Sage 100 v Acumatica: My Biased .02

Acumatica is an ERP that many Sage partners have gravitated toward to diversify their offerings from Sage and Microsoft.

Please note – My day job is consulting on Sage 100 accounting software which I’ve been doing since the late 1990’s. Therefore I am not independent with respect to any comparisons made here.

In my view, Acumatica is not pure SaaS in the sense that they still run on a hosted cloud environment.
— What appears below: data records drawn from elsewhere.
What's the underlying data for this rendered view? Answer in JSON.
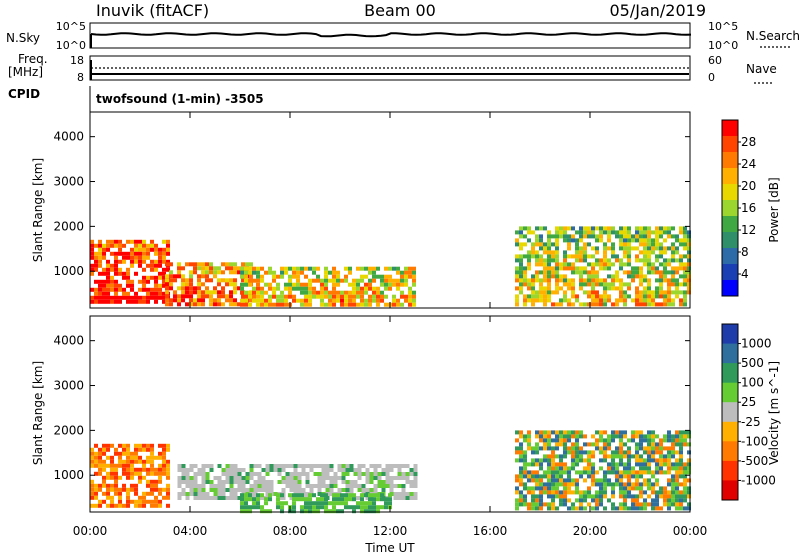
{
  "header": {
    "station": "Inuvik (fitACF)",
    "beam": "Beam 00",
    "date": "05/Jan/2019"
  },
  "top_panels": {
    "nsky_label": "N.Sky",
    "nsearch_label": "N.Search",
    "nsky_ticks": [
      "10^5",
      "10^0"
    ],
    "nsearch_ticks": [
      "10^5",
      "10^0"
    ],
    "freq_label_1": "Freq.",
    "freq_label_2": "[MHz]",
    "freq_ticks": [
      "18",
      "8"
    ],
    "nave_label": "Nave",
    "nave_ticks": [
      "60",
      "0"
    ],
    "cpid_label": "CPID",
    "cpid_value": "twofsound (1-min) -3505"
  },
  "chart_data": [
    {
      "type": "heatmap",
      "title": "",
      "ylabel": "Slant Range [km]",
      "xlabel": "",
      "x_ticks": [
        "00:00",
        "04:00",
        "08:00",
        "12:00",
        "16:00",
        "20:00",
        "00:00"
      ],
      "y_ticks": [
        "1000",
        "2000",
        "3000",
        "4000"
      ],
      "ylim": [
        180,
        4550
      ],
      "colorbar": {
        "label": "Power [dB]",
        "ticks": [
          "28",
          "24",
          "20",
          "16",
          "12",
          "8",
          "4"
        ],
        "colors": [
          "#ff0000",
          "#ff4400",
          "#ff7a00",
          "#ffb000",
          "#e8d800",
          "#9ad62e",
          "#3fa843",
          "#2f8f6a",
          "#2d6aa8",
          "#1a3fb4",
          "#0000ff"
        ]
      },
      "blobs": [
        {
          "t": [
            0.0,
            3.2
          ],
          "r": [
            300,
            1700
          ],
          "level": 0.85
        },
        {
          "t": [
            3.0,
            6.5
          ],
          "r": [
            250,
            1200
          ],
          "level": 0.7
        },
        {
          "t": [
            6.0,
            13.0
          ],
          "r": [
            250,
            1100
          ],
          "level": 0.55
        },
        {
          "t": [
            17.0,
            24.0
          ],
          "r": [
            300,
            2000
          ],
          "level": 0.45
        }
      ]
    },
    {
      "type": "heatmap",
      "title": "",
      "ylabel": "Slant Range [km]",
      "xlabel": "Time UT",
      "x_ticks": [
        "00:00",
        "04:00",
        "08:00",
        "12:00",
        "16:00",
        "20:00",
        "00:00"
      ],
      "y_ticks": [
        "1000",
        "2000",
        "3000",
        "4000"
      ],
      "ylim": [
        180,
        4550
      ],
      "colorbar": {
        "label": "Velocity [m s^-1]",
        "ticks": [
          "1000",
          "500",
          "100",
          "25",
          "-25",
          "-100",
          "-500",
          "-1000"
        ],
        "colors": [
          "#1e3caa",
          "#2e6f9e",
          "#2f9a5a",
          "#66cc33",
          "#bdbdbd",
          "#ffb000",
          "#ff7a00",
          "#ff3300",
          "#e00000"
        ]
      },
      "blobs": [
        {
          "t": [
            0.0,
            3.2
          ],
          "r": [
            300,
            1700
          ],
          "category": "negative"
        },
        {
          "t": [
            3.5,
            13.0
          ],
          "r": [
            450,
            1250
          ],
          "category": "near-zero"
        },
        {
          "t": [
            6.0,
            12.0
          ],
          "r": [
            200,
            600
          ],
          "category": "positive"
        },
        {
          "t": [
            17.0,
            24.0
          ],
          "r": [
            300,
            2000
          ],
          "category": "mixed"
        }
      ]
    }
  ]
}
Sage 100 does the same thing though with a different (user-based) pricing module than Acumatica which is consumption-based.
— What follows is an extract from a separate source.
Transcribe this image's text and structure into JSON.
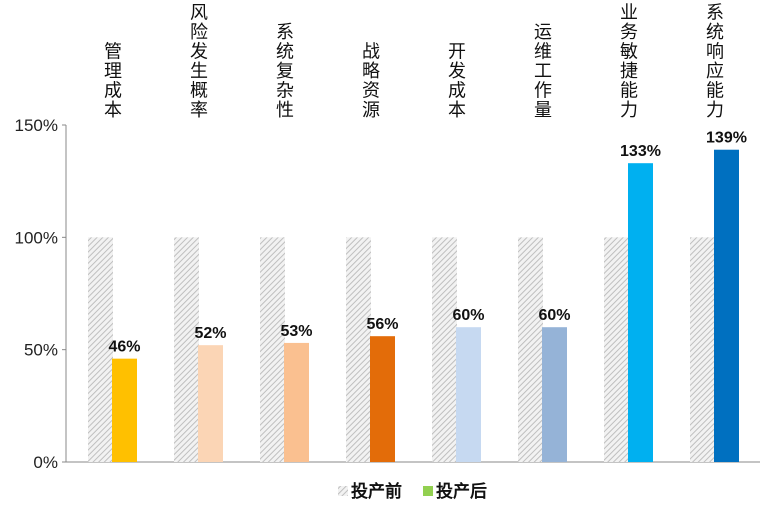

Sage 100 is trying to offer a more seamless cloud product by recently introducing Sage Partner Cloud which is Sage 100 hosted on the Azure cloud and maintained by a local Sage partner.

The latest unofficial customer count I saw for Acumaticais 10,000. For Sage 100 the last public count I spotted was 24,600.

Acumatica has a WILDLY enthusiastic reseller channel though I’m not entirely sold that the solutions are materially better than Sage – Acumatica is certainly earlier on the adoption curve since it is younger ( founded 2008 ) whereas Sage is later ( founded 1988 ) on the adoption curve.

For specific purposes where I need to ensure I can ship and receive in somewhat of a heads-down mode – I don’t think Acumatica ( or any cloud solution ) is as compelling as Sage 100.

If you were a pure finance user ( what I refer to as GL, AP, AR ) and had stringent IT requirements that made applying upgrades and adding on-premises solutions problematic then I think pure cloud ( SaaS ) makes more sense.

There is, however, a price to pay for cloud computing.

Almost all the solutions charge a premium for hosting and they justify that by claiming an ROI that presumes you are offloading all of your servers ( and IT staff ) and workstation maintenance which may or may not be realistic.

Ultimately, what many of these hosted cloud-based accounting systems become is very similar to what you have now with remote desktop connections to a central server.

That server can be housed in your offices or remotely.

The big downside to giving up your server control is that more than a few cloud hosts have been hit with ransomware and while those attacks are cleaned up you have no choice but to sit and wait for updates.

If you continue to maintain your own servers then you still have to deal with security but presumably, in the case of a breach, you have more control over how quickly your IT people respond.


Cloud computing makes sense to me when I can also make use of a true multi-Tennant (the shared application on a shared environment that the publisher is responsible for upgrading ) and where I don’t have significant integrations ( Spoiler: Add-on integrations for multi-tenant/cloud-hosted apps are just as expensive in the cloud as on-premises).

Much of the other current accounting enthusiasm can be more about resellers retooling their businesses and diversifying away from solely Sage or Microsoft offerings than what offers the best ROI for customers.

The enthusiasm of resellers is a direct reflection of where publishers have focused their efforts. Virtually all new accounting solutions are being offered in some type of cloud configuration.

Should you give up your Sage 100 and move to a different solution? For most users in the wholesale distribution industry I suggest the decision is not an easy one and may be different for each company depending on what issues they are trying to resolve with a change.

For other companies the question may be similar to that faced by car purchasers considering electric vehicles.

Should you buy an electric vehicle today? It depends on your use case.

Should you consider electric when you trade-in your current vehicle?

Perhaps – and more so because in several years all that might be sold is electric vehicles and the range and charging station availability will be significantly better making the decision easier ( perhaps because there is no decision as auto manufacturers announce plans to abandon combustion engines in favor of electric).